AGEPHA Pharma reports that atherosclerotic cardiovascular disease (ASCVD) affects 26 million Americans and leads to 2 million hospitalizations each year. Heart disease remains the leading cause of death, with about 400,000 deaths annually in the United States.

Lodoco cannot be taken with certain medicines, such as strong CYP3A4 inhibitors or P-gp inhibitors, which “cause life-threatening side effects or death,” according to the drug’s description. It should not be used by people with severe kidney or liver problems, blood disorders, or allergies to any of its ingredients. Eating grapefruit is also not allowed while on the drug, as it can dangerously increase colchicine levels.

Serious side effects include blood problems such as low red and white blood cell counts and low platelets, which may be life-threatening. Muscle weakness and muscle disorders may also occur. The most common side effects are diarrhea, vomiting, abdominal cramping, and muscle pain.
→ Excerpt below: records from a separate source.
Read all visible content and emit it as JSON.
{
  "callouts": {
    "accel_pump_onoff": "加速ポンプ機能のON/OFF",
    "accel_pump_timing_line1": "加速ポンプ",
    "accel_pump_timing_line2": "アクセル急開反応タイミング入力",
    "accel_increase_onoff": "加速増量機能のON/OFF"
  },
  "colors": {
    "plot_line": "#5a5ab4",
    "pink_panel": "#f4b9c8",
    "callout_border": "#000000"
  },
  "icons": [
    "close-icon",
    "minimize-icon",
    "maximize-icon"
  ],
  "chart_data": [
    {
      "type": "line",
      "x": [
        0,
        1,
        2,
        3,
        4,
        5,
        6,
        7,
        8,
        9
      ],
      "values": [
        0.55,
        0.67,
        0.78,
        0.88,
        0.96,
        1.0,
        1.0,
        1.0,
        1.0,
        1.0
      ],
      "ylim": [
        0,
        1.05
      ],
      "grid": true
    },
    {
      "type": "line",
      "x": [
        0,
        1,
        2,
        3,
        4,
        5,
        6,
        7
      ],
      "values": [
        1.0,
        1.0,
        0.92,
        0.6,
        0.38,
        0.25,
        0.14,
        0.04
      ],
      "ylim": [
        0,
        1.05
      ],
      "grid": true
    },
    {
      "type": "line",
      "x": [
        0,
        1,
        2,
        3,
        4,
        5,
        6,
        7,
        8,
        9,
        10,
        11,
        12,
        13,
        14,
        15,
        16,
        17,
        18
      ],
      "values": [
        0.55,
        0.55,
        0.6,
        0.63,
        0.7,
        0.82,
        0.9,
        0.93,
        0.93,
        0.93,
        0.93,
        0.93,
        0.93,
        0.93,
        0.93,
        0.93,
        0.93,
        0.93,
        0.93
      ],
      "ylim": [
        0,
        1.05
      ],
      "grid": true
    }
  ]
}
Experts caution that colchicine is not suitable for every patient. According to Medical News Today, cardiologist Patrick Kee, MD, PhD, who was not involved in the study, stated, “Colchicine should be reserved for patients at very high risk, given its narrow therapeutic index and potential for drug-drug interactions.” He added that it “should be avoided in those with severe renal or hepatic impairment or blood dyscrasias,” and described chronic, stable coronary artery disease as the ideal use case.

The review authors stated that further research is needed to clarify long-term safety, subgroup effects, and quality-of-life outcomes. They also emphasized the need for better representation of female patients, as current evidence is predominantly based on male participants.

The research was funded by the Margot und Erich Goldschmidt & Peter René Jacobson Foundation, the Janggen Pöhn Foundation, and the Swiss National Science Foundation.